While scientists already knew that star formation was more prolific billions of years ago, the Herschel telescope has for the first time been able to start measuring the rate of decline, scientist Steve Eales said at the launch.
Three billion years ago "galaxies were forming stars at five times the rate we know today," he told AFP at the agency's offices in Noordwijk in the western Netherlands.
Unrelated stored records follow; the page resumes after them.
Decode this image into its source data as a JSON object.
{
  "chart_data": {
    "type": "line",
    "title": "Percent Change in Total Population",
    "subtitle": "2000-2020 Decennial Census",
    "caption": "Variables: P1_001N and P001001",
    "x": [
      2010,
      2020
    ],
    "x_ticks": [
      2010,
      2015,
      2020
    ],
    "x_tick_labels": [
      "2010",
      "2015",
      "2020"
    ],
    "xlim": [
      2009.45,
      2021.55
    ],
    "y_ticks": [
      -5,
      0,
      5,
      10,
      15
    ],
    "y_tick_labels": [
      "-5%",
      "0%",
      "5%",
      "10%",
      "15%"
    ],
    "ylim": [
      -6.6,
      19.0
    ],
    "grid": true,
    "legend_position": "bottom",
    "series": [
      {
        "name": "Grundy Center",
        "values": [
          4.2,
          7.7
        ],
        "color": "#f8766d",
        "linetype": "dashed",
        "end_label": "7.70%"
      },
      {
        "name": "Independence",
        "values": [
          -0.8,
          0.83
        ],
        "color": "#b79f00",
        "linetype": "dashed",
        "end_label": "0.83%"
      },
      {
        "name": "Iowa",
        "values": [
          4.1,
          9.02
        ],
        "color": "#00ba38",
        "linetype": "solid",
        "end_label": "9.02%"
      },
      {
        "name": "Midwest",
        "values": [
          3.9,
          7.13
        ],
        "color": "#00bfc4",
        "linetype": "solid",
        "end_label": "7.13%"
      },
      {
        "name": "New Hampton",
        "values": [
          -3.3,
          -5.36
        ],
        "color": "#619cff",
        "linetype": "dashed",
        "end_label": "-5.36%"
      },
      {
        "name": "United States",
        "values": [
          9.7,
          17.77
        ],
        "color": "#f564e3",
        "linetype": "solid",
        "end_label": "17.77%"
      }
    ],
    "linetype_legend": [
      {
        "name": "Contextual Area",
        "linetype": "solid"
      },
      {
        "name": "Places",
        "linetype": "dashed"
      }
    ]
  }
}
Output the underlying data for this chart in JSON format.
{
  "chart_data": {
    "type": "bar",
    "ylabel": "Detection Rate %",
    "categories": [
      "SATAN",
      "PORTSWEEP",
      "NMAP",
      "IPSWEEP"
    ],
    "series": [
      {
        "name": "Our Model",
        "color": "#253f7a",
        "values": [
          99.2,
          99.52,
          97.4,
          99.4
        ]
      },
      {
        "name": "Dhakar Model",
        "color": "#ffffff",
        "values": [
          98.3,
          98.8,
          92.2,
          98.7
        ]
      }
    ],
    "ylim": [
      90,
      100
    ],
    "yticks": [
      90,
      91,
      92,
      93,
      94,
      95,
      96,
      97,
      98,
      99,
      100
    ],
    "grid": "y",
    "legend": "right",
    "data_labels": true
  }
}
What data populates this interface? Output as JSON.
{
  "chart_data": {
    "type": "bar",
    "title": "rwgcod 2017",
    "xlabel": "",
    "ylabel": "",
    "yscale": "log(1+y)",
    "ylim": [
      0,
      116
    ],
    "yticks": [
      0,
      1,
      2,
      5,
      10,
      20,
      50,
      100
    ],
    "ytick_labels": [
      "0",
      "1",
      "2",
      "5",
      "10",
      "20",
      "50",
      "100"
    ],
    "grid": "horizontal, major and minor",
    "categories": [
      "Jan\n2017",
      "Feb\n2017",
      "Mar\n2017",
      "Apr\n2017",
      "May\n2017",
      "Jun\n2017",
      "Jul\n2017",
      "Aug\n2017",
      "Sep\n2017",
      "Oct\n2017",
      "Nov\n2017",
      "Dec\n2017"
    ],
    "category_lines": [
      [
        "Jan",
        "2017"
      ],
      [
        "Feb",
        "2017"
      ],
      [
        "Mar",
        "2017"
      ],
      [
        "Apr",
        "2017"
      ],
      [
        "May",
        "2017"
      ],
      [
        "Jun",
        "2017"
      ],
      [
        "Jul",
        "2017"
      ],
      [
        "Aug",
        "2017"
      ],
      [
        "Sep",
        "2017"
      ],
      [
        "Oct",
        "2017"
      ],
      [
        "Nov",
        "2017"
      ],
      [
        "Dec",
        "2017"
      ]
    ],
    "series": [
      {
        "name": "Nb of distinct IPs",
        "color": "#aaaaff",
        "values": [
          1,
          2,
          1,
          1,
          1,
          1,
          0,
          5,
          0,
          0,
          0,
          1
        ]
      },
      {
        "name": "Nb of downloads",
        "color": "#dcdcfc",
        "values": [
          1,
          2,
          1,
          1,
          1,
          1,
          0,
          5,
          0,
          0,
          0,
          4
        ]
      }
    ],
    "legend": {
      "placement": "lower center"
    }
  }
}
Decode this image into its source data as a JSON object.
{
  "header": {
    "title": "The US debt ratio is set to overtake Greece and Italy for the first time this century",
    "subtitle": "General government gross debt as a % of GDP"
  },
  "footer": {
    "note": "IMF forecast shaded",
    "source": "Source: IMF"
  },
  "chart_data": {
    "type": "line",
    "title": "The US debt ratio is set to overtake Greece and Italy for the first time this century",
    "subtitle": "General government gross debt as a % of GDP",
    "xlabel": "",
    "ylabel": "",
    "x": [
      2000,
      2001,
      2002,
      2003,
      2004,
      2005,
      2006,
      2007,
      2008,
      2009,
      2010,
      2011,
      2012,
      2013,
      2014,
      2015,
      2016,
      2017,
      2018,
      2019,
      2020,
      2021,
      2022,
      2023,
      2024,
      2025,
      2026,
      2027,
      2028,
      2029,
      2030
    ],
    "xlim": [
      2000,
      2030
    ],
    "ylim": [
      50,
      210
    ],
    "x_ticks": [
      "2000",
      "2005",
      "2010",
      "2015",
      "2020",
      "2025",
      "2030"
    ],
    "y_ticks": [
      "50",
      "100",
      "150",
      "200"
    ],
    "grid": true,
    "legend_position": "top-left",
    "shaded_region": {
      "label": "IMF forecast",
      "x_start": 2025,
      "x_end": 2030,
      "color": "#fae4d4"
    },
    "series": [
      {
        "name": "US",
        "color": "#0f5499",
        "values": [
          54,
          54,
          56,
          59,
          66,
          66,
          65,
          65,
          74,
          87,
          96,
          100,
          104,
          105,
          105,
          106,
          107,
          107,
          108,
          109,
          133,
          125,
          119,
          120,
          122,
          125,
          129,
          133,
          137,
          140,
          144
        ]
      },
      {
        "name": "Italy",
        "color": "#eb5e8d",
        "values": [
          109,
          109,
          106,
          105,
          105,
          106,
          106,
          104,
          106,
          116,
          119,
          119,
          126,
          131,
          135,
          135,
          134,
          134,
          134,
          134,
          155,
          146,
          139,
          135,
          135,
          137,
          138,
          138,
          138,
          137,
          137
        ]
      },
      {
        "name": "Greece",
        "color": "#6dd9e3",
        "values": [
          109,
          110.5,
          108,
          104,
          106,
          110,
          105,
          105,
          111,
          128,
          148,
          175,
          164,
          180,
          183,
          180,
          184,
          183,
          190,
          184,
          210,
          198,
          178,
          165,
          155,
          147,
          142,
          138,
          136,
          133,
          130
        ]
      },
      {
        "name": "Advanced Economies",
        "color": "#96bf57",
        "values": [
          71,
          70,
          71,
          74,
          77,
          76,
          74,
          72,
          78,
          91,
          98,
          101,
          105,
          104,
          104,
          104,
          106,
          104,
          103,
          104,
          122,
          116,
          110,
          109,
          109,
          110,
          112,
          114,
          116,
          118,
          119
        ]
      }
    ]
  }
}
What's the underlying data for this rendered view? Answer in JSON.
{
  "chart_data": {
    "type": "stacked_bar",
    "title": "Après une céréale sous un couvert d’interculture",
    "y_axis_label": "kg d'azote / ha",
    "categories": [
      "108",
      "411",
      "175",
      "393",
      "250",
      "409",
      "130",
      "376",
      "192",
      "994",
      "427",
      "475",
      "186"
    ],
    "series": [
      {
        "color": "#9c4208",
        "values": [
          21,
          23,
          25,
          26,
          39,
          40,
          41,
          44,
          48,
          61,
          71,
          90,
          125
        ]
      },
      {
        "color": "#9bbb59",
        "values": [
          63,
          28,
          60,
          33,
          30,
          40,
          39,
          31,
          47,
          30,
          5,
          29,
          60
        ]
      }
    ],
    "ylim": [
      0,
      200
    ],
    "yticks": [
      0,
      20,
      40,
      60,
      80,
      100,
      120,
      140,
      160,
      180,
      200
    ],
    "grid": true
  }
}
Eales said the Herschel telescope's infrared technology allowed scientists to see galaxies, mainly spiral ones like the Milky Way, that were previously hidden from scientists' view by cosmic dust clouds. The telescope, launched a year ago to study star formation, is the biggest ever sent into space, orbiting at a distance of 1.5 million kilometres (932,000 miles) from the Earth. Scientists already knew that 10 billion years ago "there were these galaxies that were forming stars really fast," said Eales, but previous telescopes were unable to see up to a distance of 10 billion light years. "We haven't been able to fill that gap until today.
"What Herschel has been able to do because of the wave length it is observing at, it can suddenly see lots of galaxies in the nearby universe, up to about the last three or four billion light years. It can fill the gap in cosmic history," Eales said.
The findings suggested, he said, that "at some point stars will stop forming" altogether, unless solar conditions changed. Scientists did not know the reasons for the decline.
Researchers also told the launch that Herschel had managed to spot an embryonic "massive star" - a celestial object more than eight times the size of our sun. "Massive stars are rare and short-lived," said an ESA statement. "To catch one during formation presents a golden opportunity to solve a long-standing paradox in astronomy."
Scientist Annie Zavagno said that radiation emitted by massive stars should destroy them at some point - instead they continue to grow. According to accepted scientific principles, stars should not be able to become more than eight times bigger than our sun. Understanding how these "impossible" stars were formed was critical because they "control the dynamical and chemical evolution of galaxies," said Zavagno. The ESA's director of science and robotic exploration, David Southwood, said "a new universe" was emerging from Herschel's findings. "We can look at the complex chemistry that goes on in space that ultimately has created the things that we are made of," he said.